I mentioned last week that the Geekbench Browser has been rather popular lately; so popular that, for a while, it was having trouble keeping up with the increased traffic. While the server didn’t crash, a lot of the requests were timing out; the requests that didn’t were taking almost a minute to load.

Now, the Geekbench Browser is written in Ruby on Rails and is running on a server with only 512MB of RAM; I was concerned that Rails’ memory requirements were starving the database server, causing simple queries to take a third of a second to execute:

Geekbench2Metric Load (0.304654) SELECT * FROM geekbench2_metrics
WHERE (geekbench2_metrics.geekbench2_document_id = 7275)
AND (geekbench2_metrics.`metric_id` = 4)
LIMIT 1

A third of a second isn’t an outrageous amount of time for a query, but when a page makes fifty queries, each of which take about a third of a second, it really begins to add up.

I copied the Geekbench Browser database over to my development machine (which has a lot more memory) and started running some tests. Lo and behold the database was still taking a third of a second for simple queries like the one above.

Then it hit me.
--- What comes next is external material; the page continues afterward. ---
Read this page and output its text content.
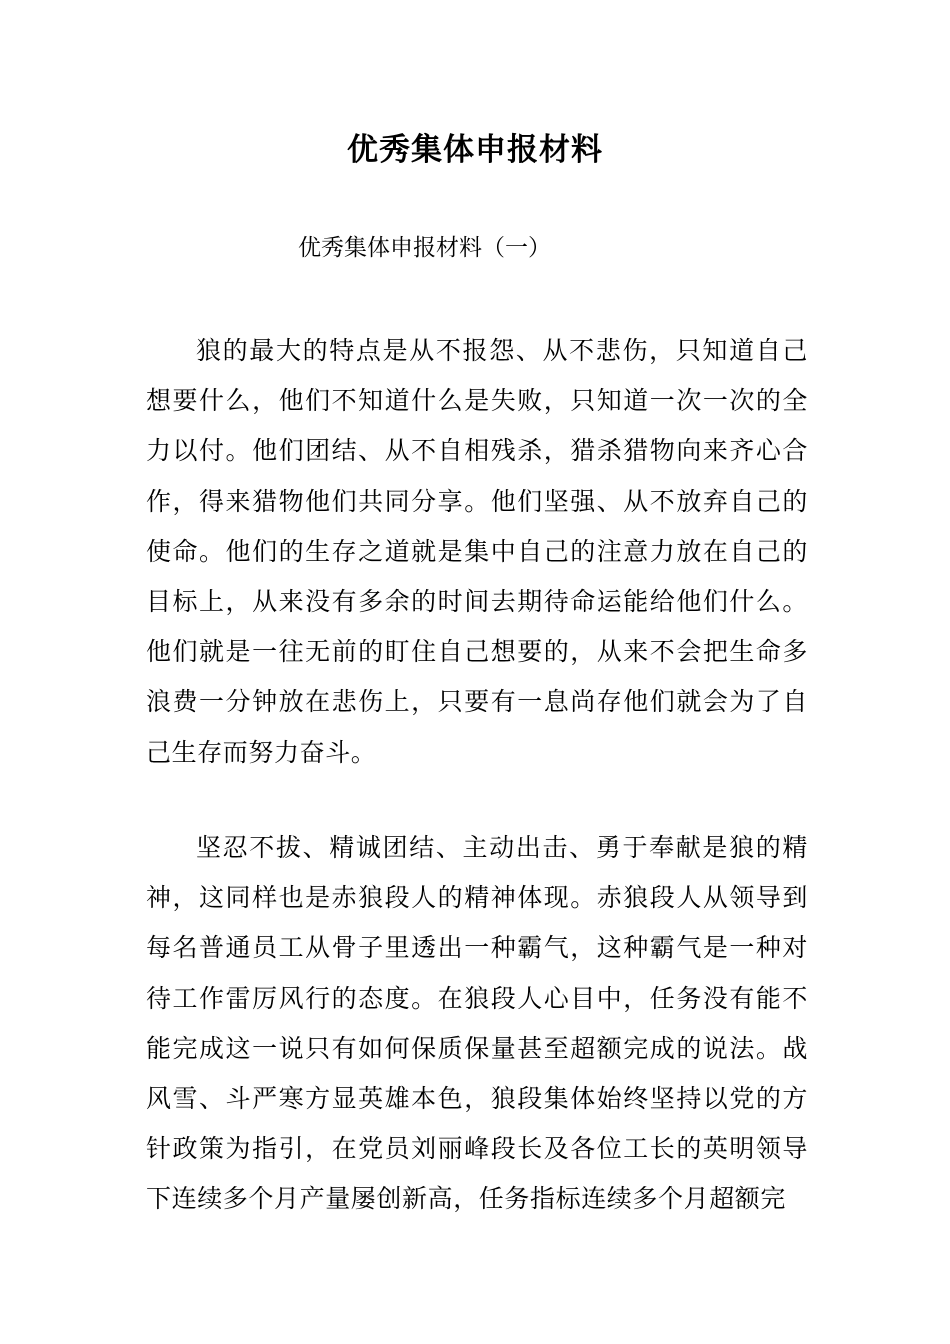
优秀集体申报材料

优秀集体申报材料（一）

狼的最大的特点是从不报怨、从不悲伤，只知道自己想要什么，他们不知道什么是失败，只知道一次一次的全力以付。他们团结、从不自相残杀，猎杀猎物向来齐心合作，得来猎物他们共同分享。他们坚强、从不放弃自己的使命。他们的生存之道就是集中自己的注意力放在自己的目标上，从来没有多余的时间去期待命运能给他们什么。他们就是一往无前的盯住自己想要的，从来不会把生命多浪费一分钟放在悲伤上，只要有一息尚存他们就会为了自己生存而努力奋斗。

坚忍不拔、精诚团结、主动出击、勇于奉献是狼的精神，这同样也是赤狼段人的精神体现。赤狼段人从领导到每名普通员工从骨子里透出一种霸气，这种霸气是一种对待工作雷厉风行的态度。在狼段人心目中，任务没有能不能完成这一说只有如何保质保量甚至超额完成的说法。战风雪、斗严寒方显英雄本色，狼段集体始终坚持以党的方针政策为指引，在党员刘丽峰段长及各位工长的英明领导下连续多个月产量屡创新高，任务指标连续多个月超额完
The problem wasn’t with Rails or a lack of memory. The problem was that MySQL was performing a full table scan when executing simple queries like the one above. Full table scans are fast when the table is small (like it was when I was developing and testing the Result Browser) but get slower as the table gets bigger. No wonder I didn’t notice this during development!

The best way to avoid table scans is by adding an index to the table. I whipped up the following migration to add indexes to the geekbench2_metrics table:

class AddIndexes < ActiveRecord::Migration
  def self.up
    add_index :geekbench2_metrics,
        [ :geekbench2_document_id, :metric_id ],
        :unique => true,
        :name => :idx_document_id_metric_id
  end

  def self.down
    remove_index :geekbench2_metrics, :name => :idx_document_id_metric_id
  end
end

and after applying the migration the simple query got a whole lot faster:

Geekbench2Metric Load (0.000473) SELECT * FROM geekbench2_metrics
WHERE (geekbench2_metrics.geekbench2_document_id = 7275)
AND (geekbench2_metrics.`metric_id` = 4)
LIMIT 1

Hooray! I don’t have to worry about upgrading my server hardware any time soon, and my respect for Rails has increased; hey, maybe it’s not so slow after all! Now, if only databases would index themselves I’d be set.